Composizione tipica di un sistema di allarme Un “sistema” di allarme deve infatti disporre delle seguenti apparecchiature principali:
- Rivelatori o sensori – apparecchiature capaci di rilevare e segnalare elettronicamente tentativi di varia natura, tesi alla violazione delle zone protette. Possono essere sensori volumetrici infrarossi per solo uso interno, per uso esterno; sensori volumetrici tecnologia microonde per uso esterno.; barriere infrarosse per uso esterno ed interno, infrarossi doppia tecnologia , microonde + infrarossi per uso esterno., sensori puntuali per porte e finestre.
- Mezzi di allerta o comunicazione dell’allarme (detti anche attuatori) – apparecchiature destinate alla diffusione verso l’esterno dello stato di allarme attraverso segnalazioni ottiche, sonore, comunicazioni via telefono e/o via radio. I mezzi di comunicazione locali sono le sirene che avvisano localmente quando si è rilevato un evento d’intrusione. Ci sono le sirene esterne ed interne, nella nostra proposta sono autoalimentate e gestite dall’ unità centrale mediante segnali radio. Le sirene costituiscono il mezzo classico di avviso, con lo sviluppo attuale della tecnologia l’uso della sirena ha un uso limitato e solo per motivi di tipo psicologico, i mezzi di comunicazioni attuali permettono di ricevere segnali d’allarme, audio e video in modo remoto. In questo senso l’ unità centrale incorpora un modulo GSM in modo da trasmettere messaggi di voce e SMS verso il telefono cellulare dell’ utente od eventualmente di una stazione ricevente d’allarme o centrale operativa.
- Dispositivi interfaccia col utente - Tipicamente sono le tastiere e telecomandi, ovviamente nella nostra proposta sono autoalimentate e dialogano con l’ unità centrale mediante segnali radio. Le tastiere e telecomando permettono di inserire il sistema in modo che la totalità dei sensori rimangono in allerta o solo quelli sensori desiderati, questa funzionalità è importante nel caso di impianti con protezione esterna, esempio : protezione nel giardino o balcone, durante la notte rimane inserita solo la protezione esterna dell’ abitazione.

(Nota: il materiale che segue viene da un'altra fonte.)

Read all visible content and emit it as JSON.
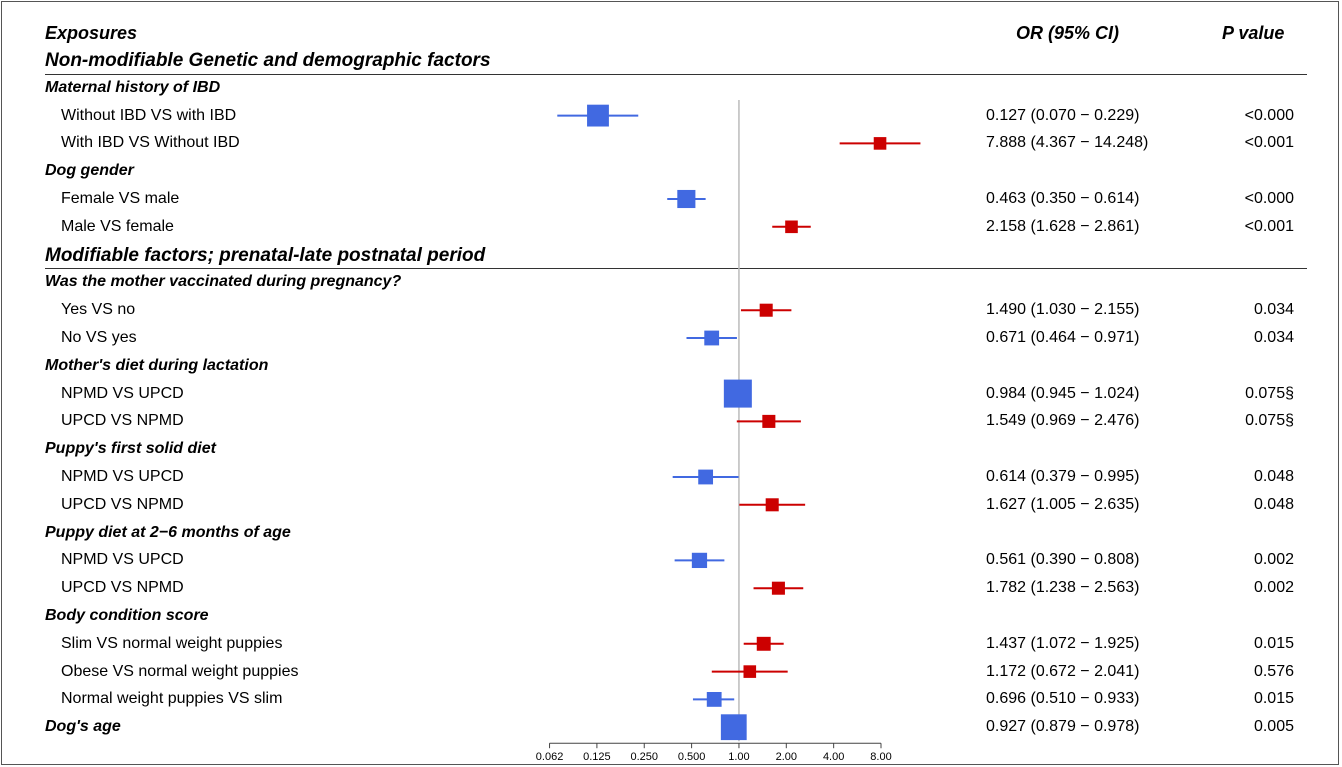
{
  "colors": {
    "protective": "#4169E1",
    "risk": "#CC0000",
    "reference_line": "#bbbbbb",
    "axis": "#444444"
  },
  "headers": {
    "exposures": "Exposures",
    "or_ci": "OR (95% CI)",
    "p_value": "P value"
  },
  "sections": [
    {
      "title": "Non-modifiable Genetic and demographic factors"
    },
    {
      "title": "Modifiable factors; prenatal-late postnatal period"
    }
  ],
  "chart_data": {
    "type": "forest",
    "x_scale": "log2",
    "xlim": [
      0.062,
      8.0
    ],
    "reference_value": 1.0,
    "tick_labels": [
      "0.062",
      "0.125",
      "0.250",
      "0.500",
      "1.00",
      "2.00",
      "4.00",
      "8.00"
    ],
    "tick_values": [
      0.0625,
      0.125,
      0.25,
      0.5,
      1,
      2,
      4,
      8
    ],
    "rows": [
      {
        "kind": "section",
        "label": "Non-modifiable Genetic and demographic factors"
      },
      {
        "kind": "group",
        "label": "Maternal history of IBD"
      },
      {
        "kind": "item",
        "label": "Without IBD VS with IBD",
        "or": 0.127,
        "lo": 0.07,
        "hi": 0.229,
        "ci_text": "0.127 (0.070 − 0.229)",
        "p": "<0.000",
        "weight": 0.72,
        "color": "protective"
      },
      {
        "kind": "item",
        "label": "With IBD VS Without IBD",
        "or": 7.888,
        "lo": 4.367,
        "hi": 14.248,
        "ci_text": "7.888 (4.367 − 14.248)",
        "p": "<0.001",
        "weight": 0.3,
        "color": "risk"
      },
      {
        "kind": "group",
        "label": "Dog gender"
      },
      {
        "kind": "item",
        "label": "Female VS male",
        "or": 0.463,
        "lo": 0.35,
        "hi": 0.614,
        "ci_text": "0.463 (0.350 − 0.614)",
        "p": "<0.000",
        "weight": 0.55,
        "color": "protective"
      },
      {
        "kind": "item",
        "label": "Male VS female",
        "or": 2.158,
        "lo": 1.628,
        "hi": 2.861,
        "ci_text": "2.158 (1.628 − 2.861)",
        "p": "<0.001",
        "weight": 0.3,
        "color": "risk"
      },
      {
        "kind": "section",
        "label": "Modifiable factors; prenatal-late postnatal period"
      },
      {
        "kind": "group",
        "label": "Was the mother vaccinated during pregnancy?"
      },
      {
        "kind": "item",
        "label": "Yes VS no",
        "or": 1.49,
        "lo": 1.03,
        "hi": 2.155,
        "ci_text": "1.490 (1.030 − 2.155)",
        "p": "0.034",
        "weight": 0.32,
        "color": "risk"
      },
      {
        "kind": "item",
        "label": "No VS yes",
        "or": 0.671,
        "lo": 0.464,
        "hi": 0.971,
        "ci_text": "0.671 (0.464 − 0.971)",
        "p": "0.034",
        "weight": 0.4,
        "color": "protective"
      },
      {
        "kind": "group",
        "label": "Mother's diet during lactation"
      },
      {
        "kind": "item",
        "label": "NPMD VS UPCD",
        "or": 0.984,
        "lo": 0.945,
        "hi": 1.024,
        "ci_text": "0.984 (0.945 − 1.024)",
        "p": "0.075§",
        "weight": 1.0,
        "color": "protective"
      },
      {
        "kind": "item",
        "label": "UPCD VS NPMD",
        "or": 1.549,
        "lo": 0.969,
        "hi": 2.476,
        "ci_text": "1.549 (0.969 − 2.476)",
        "p": "0.075§",
        "weight": 0.32,
        "color": "risk"
      },
      {
        "kind": "group",
        "label": "Puppy's first solid diet"
      },
      {
        "kind": "item",
        "label": "NPMD VS UPCD",
        "or": 0.614,
        "lo": 0.379,
        "hi": 0.995,
        "ci_text": "0.614 (0.379 − 0.995)",
        "p": "0.048",
        "weight": 0.4,
        "color": "protective"
      },
      {
        "kind": "item",
        "label": "UPCD VS NPMD",
        "or": 1.627,
        "lo": 1.005,
        "hi": 2.635,
        "ci_text": "1.627 (1.005 − 2.635)",
        "p": "0.048",
        "weight": 0.32,
        "color": "risk"
      },
      {
        "kind": "group",
        "label": "Puppy diet at 2−6 months of age"
      },
      {
        "kind": "item",
        "label": "NPMD VS UPCD",
        "or": 0.561,
        "lo": 0.39,
        "hi": 0.808,
        "ci_text": "0.561 (0.390 − 0.808)",
        "p": "0.002",
        "weight": 0.42,
        "color": "protective"
      },
      {
        "kind": "item",
        "label": "UPCD VS NPMD",
        "or": 1.782,
        "lo": 1.238,
        "hi": 2.563,
        "ci_text": "1.782 (1.238 − 2.563)",
        "p": "0.002",
        "weight": 0.32,
        "color": "risk"
      },
      {
        "kind": "group",
        "label": "Body condition score"
      },
      {
        "kind": "item",
        "label": "Slim VS normal weight puppies",
        "or": 1.437,
        "lo": 1.072,
        "hi": 1.925,
        "ci_text": "1.437 (1.072 − 1.925)",
        "p": "0.015",
        "weight": 0.36,
        "color": "risk"
      },
      {
        "kind": "item",
        "label": "Obese VS normal weight puppies",
        "or": 1.172,
        "lo": 0.672,
        "hi": 2.041,
        "ci_text": "1.172 (0.672 − 2.041)",
        "p": "0.576",
        "weight": 0.3,
        "color": "risk"
      },
      {
        "kind": "item",
        "label": "Normal weight puppies VS slim",
        "or": 0.696,
        "lo": 0.51,
        "hi": 0.933,
        "ci_text": "0.696 (0.510 − 0.933)",
        "p": "0.015",
        "weight": 0.4,
        "color": "protective"
      },
      {
        "kind": "group_item",
        "label": "Dog's age",
        "or": 0.927,
        "lo": 0.879,
        "hi": 0.978,
        "ci_text": "0.927 (0.879 − 0.978)",
        "p": "0.005",
        "weight": 0.9,
        "color": "protective"
      }
    ]
  }
}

- Unità centrale di processo – organo di controllo ed elaborazione delle segnalazioni elettroniche provenienti dai RIVELATORI, con l’obiettivo di attivare i MEZZI DI ALLARME, qualora ve ne siano le condizioni.
- Gruppo di alimentazione – spesso compreso nella CENTRALE, dotato di batteria autonoma, è indispensabile per alimentare il sistema, anche in caso di momentanea assenza di tensione della rete pubblica.
- Dispositivi interfaccia col utente (inserimento/disinserimento ed altre funzioni) – apparecchiature atte a mettere in funzione parti o la totalità dell’impianto per dialogare col sistema.